Due to the risk of subsequent metastasis, post-surgical adjuvant therapy may be offered to the patient following orchiectomy. The type of adjuvant therapy depends largely on the histology of the tumor and the stage of progression at the time of surgery. These two factors contribute to the risk of recurrence, including metastasis. Adjuvant treatments may involve chemotherapy, radiotherapy or careful surveillance by frequent CT scans and blood tests by oncologists.

The three basic types of treatment are surgery, radiation therapy, and chemotherapy.

Surgery is performed by urologists; radiation therapy is administered by radiation oncologists; and chemotherapy is the work of medical oncologists.

Therapies

Radiation therapy

Radiation may be used to treat stage II seminoma cancers, or as adjuvant (preventative) therapy in the case of stage I seminomas, to minimize the likelihood that tiny, non-detectable tumors exist and will spread (in the inguinal and para-aortic lymph nodes). Radiation is never used as a primary therapy for nonseminoma because a much higher dose is required and chemotherapy is far more effective in that setting.

Chemotherapy

As an adjuvant treatment, use of chemotherapy as an alternative to radiation therapy is increasing, because radiation therapy appears to have more significant long-term side effects (for example, internal scarring, increased risks of secondary malignancies, etc.). Two doses of carboplatin, typically delivered three weeks apart, is proving to be a successful adjuvant treatment, with recurrence rates in the same ranges as those of radiotherapy.
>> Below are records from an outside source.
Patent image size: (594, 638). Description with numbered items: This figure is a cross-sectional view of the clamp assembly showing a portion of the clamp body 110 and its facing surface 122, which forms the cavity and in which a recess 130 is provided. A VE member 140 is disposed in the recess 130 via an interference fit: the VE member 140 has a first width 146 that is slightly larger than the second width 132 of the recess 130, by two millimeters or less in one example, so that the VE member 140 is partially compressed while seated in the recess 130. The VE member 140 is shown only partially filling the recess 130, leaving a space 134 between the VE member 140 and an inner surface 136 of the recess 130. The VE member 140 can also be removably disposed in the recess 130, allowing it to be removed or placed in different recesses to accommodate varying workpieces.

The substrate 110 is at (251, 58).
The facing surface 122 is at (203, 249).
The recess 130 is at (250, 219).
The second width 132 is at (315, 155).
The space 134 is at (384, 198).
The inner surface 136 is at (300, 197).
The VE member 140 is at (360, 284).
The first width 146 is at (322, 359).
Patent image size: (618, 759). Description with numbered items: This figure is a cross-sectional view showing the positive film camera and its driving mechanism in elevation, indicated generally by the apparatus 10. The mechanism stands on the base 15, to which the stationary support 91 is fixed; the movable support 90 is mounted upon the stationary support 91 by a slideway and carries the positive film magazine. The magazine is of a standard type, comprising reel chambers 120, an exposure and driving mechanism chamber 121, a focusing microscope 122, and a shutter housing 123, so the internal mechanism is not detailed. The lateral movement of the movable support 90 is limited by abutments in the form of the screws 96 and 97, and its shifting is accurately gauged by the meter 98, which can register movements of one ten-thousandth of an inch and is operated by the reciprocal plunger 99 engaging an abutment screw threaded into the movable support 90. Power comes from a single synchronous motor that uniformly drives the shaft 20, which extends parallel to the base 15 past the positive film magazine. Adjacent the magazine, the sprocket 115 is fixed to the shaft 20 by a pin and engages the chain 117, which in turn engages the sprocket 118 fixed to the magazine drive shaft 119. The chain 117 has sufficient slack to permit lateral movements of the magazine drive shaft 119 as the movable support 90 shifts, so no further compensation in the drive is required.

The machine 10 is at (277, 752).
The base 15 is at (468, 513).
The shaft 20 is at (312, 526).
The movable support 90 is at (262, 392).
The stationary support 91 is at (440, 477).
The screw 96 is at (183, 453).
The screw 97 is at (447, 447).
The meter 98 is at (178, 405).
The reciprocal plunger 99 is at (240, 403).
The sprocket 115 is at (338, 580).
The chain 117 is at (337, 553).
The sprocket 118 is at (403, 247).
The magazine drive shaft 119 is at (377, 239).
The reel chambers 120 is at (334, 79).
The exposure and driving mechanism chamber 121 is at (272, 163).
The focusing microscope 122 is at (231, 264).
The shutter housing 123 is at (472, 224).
Chemotherapy is the standard treatment, with or without radiation, when the cancer has spread to other parts of the body (that is, stage II or III). The standard chemotherapy protocol is three to four rounds of Bleomycin-Etoposide-Cisplatin (BEP). This treatment was developed by Dr. Lawrence Einhorn at Indiana University. An alternative, equally effective treatment involves the use of four cycles of Etoposide-Cisplatin (EP).

While treatment success depends on the stage, the average survival rate after five years is around 95%, and stage I cancers cases (if monitored properly) have essentially a 100% survival rate (which is why prompt action, when testicular cancer is a possibility, is extremely important).